Political observers had said that a close result could have fueled a fresh round of street protests or military intervention, but a clear win by the opposition will make it harder for the generals to justify seizing power.
The Puea Thai party has proposed an amnesty for convicted politicians — a move apparently aimed at bringing Thaksin home, where he faces terrorism charges in connection with the April-May 2010 protests.
More than 90 people, mostly civilians, died in a series of street clashes between mostly unarmed red-clad protesters loyal to Thaksin and government soldiers firing live ammunition in the streets of the capital.
Many doubt the Bangkok-based establishment in government, military and palace circles would allow the one-time owner of Manchester City football club to come back as a free man.
If Thaksin tries to return the army may “strike back”, said Thai academic Pavin Chachavalpongpun, of the Institute of Southeast Asian Studies in Singapore.
“If he sets foot in Thailand the military could accuse him of coming back and trying to create disunity among Thais.”
Asked about his plans, Thaksin said Sunday he hoped to see his daughter marry in Thailand in December.
“I don’t have to return home soon. I can stay here, but I just really want to attend my daughter’s wedding. I don’t want to cause trouble by returning home.”

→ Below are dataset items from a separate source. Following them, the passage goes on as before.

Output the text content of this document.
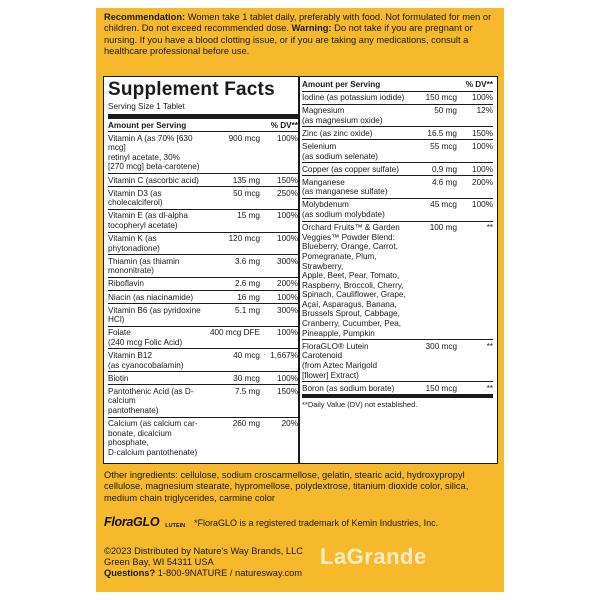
Recommendation: Women take 1 tablet daily, preferably with food. Not formulated for men or children. Do not exceed recommended dose. Warning: Do not take if you are pregnant or nursing. If you have a blood clotting issue, or if you are taking any medications, consult a healthcare professional before use.
Supplement Facts
Serving Size 1 Tablet
Amount per Serving	% DV**
Vitamin A (as 70% [630 mcg]
retinyl acetate, 30%
[270 mcg] beta-carotene)
900 mcg	100%
Vitamin C (ascorbic acid)	135 mg	150%
Vitamin D3 (as cholecalciferol)
50 mcg	250%
Vitamin E (as dl-alpha
tocopheryl acetate)
15 mg	100%
Vitamin K (as phytonadione)
120 mcg	100%
Thiamin (as thiamin
mononitrate)
3.6 mg	300%
Riboflavin	2.6 mg	200%
Niacin (as niacinamide)	16 mg	100%
Vitamin B6 (as pyridoxine HCl)
5.1 mg	300%
Folate
(240 mcg Folic Acid)
400 mcg DFE	100%
Vitamin B12
(as cyanocobalamin)
40 mcg	1,667%
Biotin	30 mcg	100%
Pantothenic Acid (as D-calcium
pantothenate)
7.5 mg	150%
Calcium (as calcium car-
bonate, dicalcium phosphate,
D-calcium pantothenate)
260 mg	20%
Amount per Serving	% DV**
Iodine (as potassium iodide)	150 mcg	100%
Magnesium
(as magnesium oxide)
50 mg	12%
Zinc (as zinc oxide)	16.5 mg	150%
Selenium
(as sodium selenate)
55 mcg	100%
Copper (as copper sulfate)	0.9 mg	100%
Manganese
(as manganese sulfate)
4.6 mg	200%
Molybdenum
(as sodium molybdate)
45 mcg	100%
Orchard Fruits™ & Garden
Veggies™ Powder Blend:
Blueberry, Orange, Carrot,
Pomegranate, Plum, Strawberry,
Apple, Beet, Pear, Tomato,
Raspberry, Broccoli, Cherry,
Spinach, Cauliflower, Grape,
Açaí, Asparagus, Banana,
Brussels Sprout, Cabbage,
Cranberry, Cucumber, Pea,
Pineapple, Pumpkin
100 mg	**
FloraGLO® Lutein Carotenoid
(from Aztec Marigold
[flower] Extract)
300 mcg	**
Boron (as sodium borate)	150 mcg	**
**Daily Value (DV) not established.
Other ingredients: cellulose, sodium croscarmellose, gelatin, stearic acid, hydroxypropyl cellulose, magnesium stearate, hypromellose, polydextrose, titanium dioxide color, silica, medium chain triglycerides, carmine color
FloraGLO LUTEIN *FloraGLO is a registered trademark of Kemin Industries, Inc.
©2023 Distributed by Nature's Way Brands, LLC
Green Bay, WI 54311 USA
Questions? 1-800-9NATURE / naturesway.com
LaGrande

The military is a constant wildcard in a nation that has seen almost as many coups as elections. The judiciary also has a record of intervening in politics.
Thaksin or his allies have won the most seats in the past four elections, but the courts reversed the results of the last two polls.
British-born Abhisit took office in a 2008 parliamentary vote after a court ruling threw out the previous administration, and he was accused by his foes of being an unelected puppet of the military and the establishment.